Orla lo miró y se quedó deslumbrada, como si estuviera mirando directamente al sol. Su atractivo sexual la hizo temblar. En los años transcurridos, sus rasgos se habían endurecido, pero sus labios seguían siendo igual de sensuales y estaba segura de que su cabello negro sería igual de sedoso si le introducía los dedos.
El aire en torno a ellos se había inmovilizado, cargado de una tensión que amenazaba la compostura de Orla. No podía apartar la vista de Torre, de su boca, demasiado cercana a la suya, a pesar de que no se había movido.
–La gente cambia –masculló él.
–¿A qué te refieres?
Él se le acercó más y ella aspiró el olor familiar de su loción para después del afeitado. Volvió a sentirse mareada y extrañamente desconectada de la realidad.
–Orla –dijo él en voz baja y con una urgencia que penetró en ella y causó una tormenta en su interior.
Nada la había preparado para aquella tensión sexual que estallaba entre ambos. Se sentía atraída hacia él como si una cuerda invisible los rodeara y se fuera apretando lentamente en torno a ellos. El corazón se le desbocó cuando Torre acercó su boca a la de ella y su cálido aliento le rozó los labios.
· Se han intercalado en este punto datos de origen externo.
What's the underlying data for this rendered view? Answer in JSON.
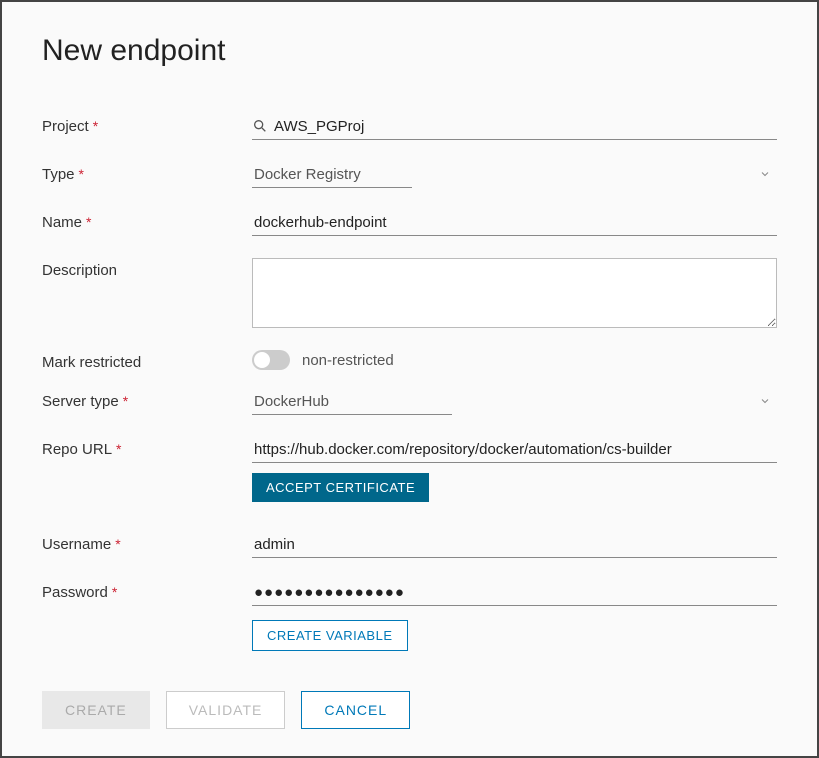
{
  "title": "New endpoint",
  "labels": {
    "project": "Project",
    "type": "Type",
    "name": "Name",
    "description": "Description",
    "mark_restricted": "Mark restricted",
    "server_type": "Server type",
    "repo_url": "Repo URL",
    "username": "Username",
    "password": "Password"
  },
  "required_mark": "*",
  "fields": {
    "project": "AWS_PGProj",
    "type": "Docker Registry",
    "name": "dockerhub-endpoint",
    "description": "",
    "restricted_state": "non-restricted",
    "server_type": "DockerHub",
    "repo_url": "https://hub.docker.com/repository/docker/automation/cs-builder",
    "username": "admin",
    "password": "●●●●●●●●●●●●●●●"
  },
  "buttons": {
    "accept_cert": "ACCEPT CERTIFICATE",
    "create_var": "CREATE VARIABLE",
    "create": "CREATE",
    "validate": "VALIDATE",
    "cancel": "CANCEL"
  }
}
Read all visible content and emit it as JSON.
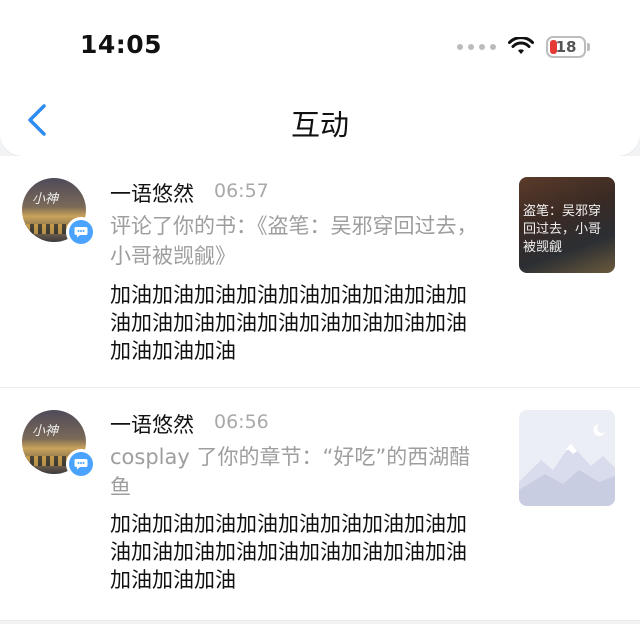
{
  "status_bar": {
    "time": "14:05",
    "battery_level": "18",
    "battery_color": "#e53935"
  },
  "nav": {
    "back_icon": "chevron-left-icon",
    "title": "互动",
    "accent_color": "#2d8cf0"
  },
  "items": [
    {
      "user_name": "一语悠然",
      "time": "06:57",
      "description": "评论了你的书：《盗笔：吴邪穿回过去，小哥被觊觎》",
      "comment": "加油加油加油加油加油加油加油加油加油加油加油加油加油加油加油加油加油加油加油加油",
      "thumbnail_text": "盗笔：吴邪穿回过去，小哥被觊觎",
      "avatar_signature": "小神",
      "badge_icon": "comment-icon"
    },
    {
      "user_name": "一语悠然",
      "time": "06:56",
      "description": "cosplay 了你的章节：“好吃”的西湖醋鱼",
      "comment": "加油加油加油加油加油加油加油加油加油加油加油加油加油加油加油加油加油加油加油加油",
      "thumbnail_icon": "mountain-placeholder-icon",
      "avatar_signature": "小神",
      "badge_icon": "comment-icon"
    }
  ]
}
CREÍ QUE ibas a entrar, Orla.
La voz de Jules la devolvió de golpe a la realidad y se apartó bruscamente de Torre. Menos mal que iba a comportarse con frialdad, se dijo con sorna. Habían bastado unos segundos a su lado para lanzarse prácticamente a sus brazos. Por suerte, la interrupción de Jules había impedido que hiciera el ridículo.
–No he encontrado al ama de llaves, así que, de momento, he dejado el equipaje en el guardarropa de las visitas –explicó Jules–. Hola, Torre –estrechó la mano de su hermanastro–. Me alegro de verte.
Jules pasó el brazo por los hombros a Orla. Ella sabía que era un gesto amistoso, pero le pareció extrañamente posesiva la forma en que la atrajo hacia sí. Miró a Torre y vio que había entrecerrado lo ojos y que sus labios dibujaban una fina línea, pero tal vez fueran imaginaciones suyas, ya que sonrió a Jules.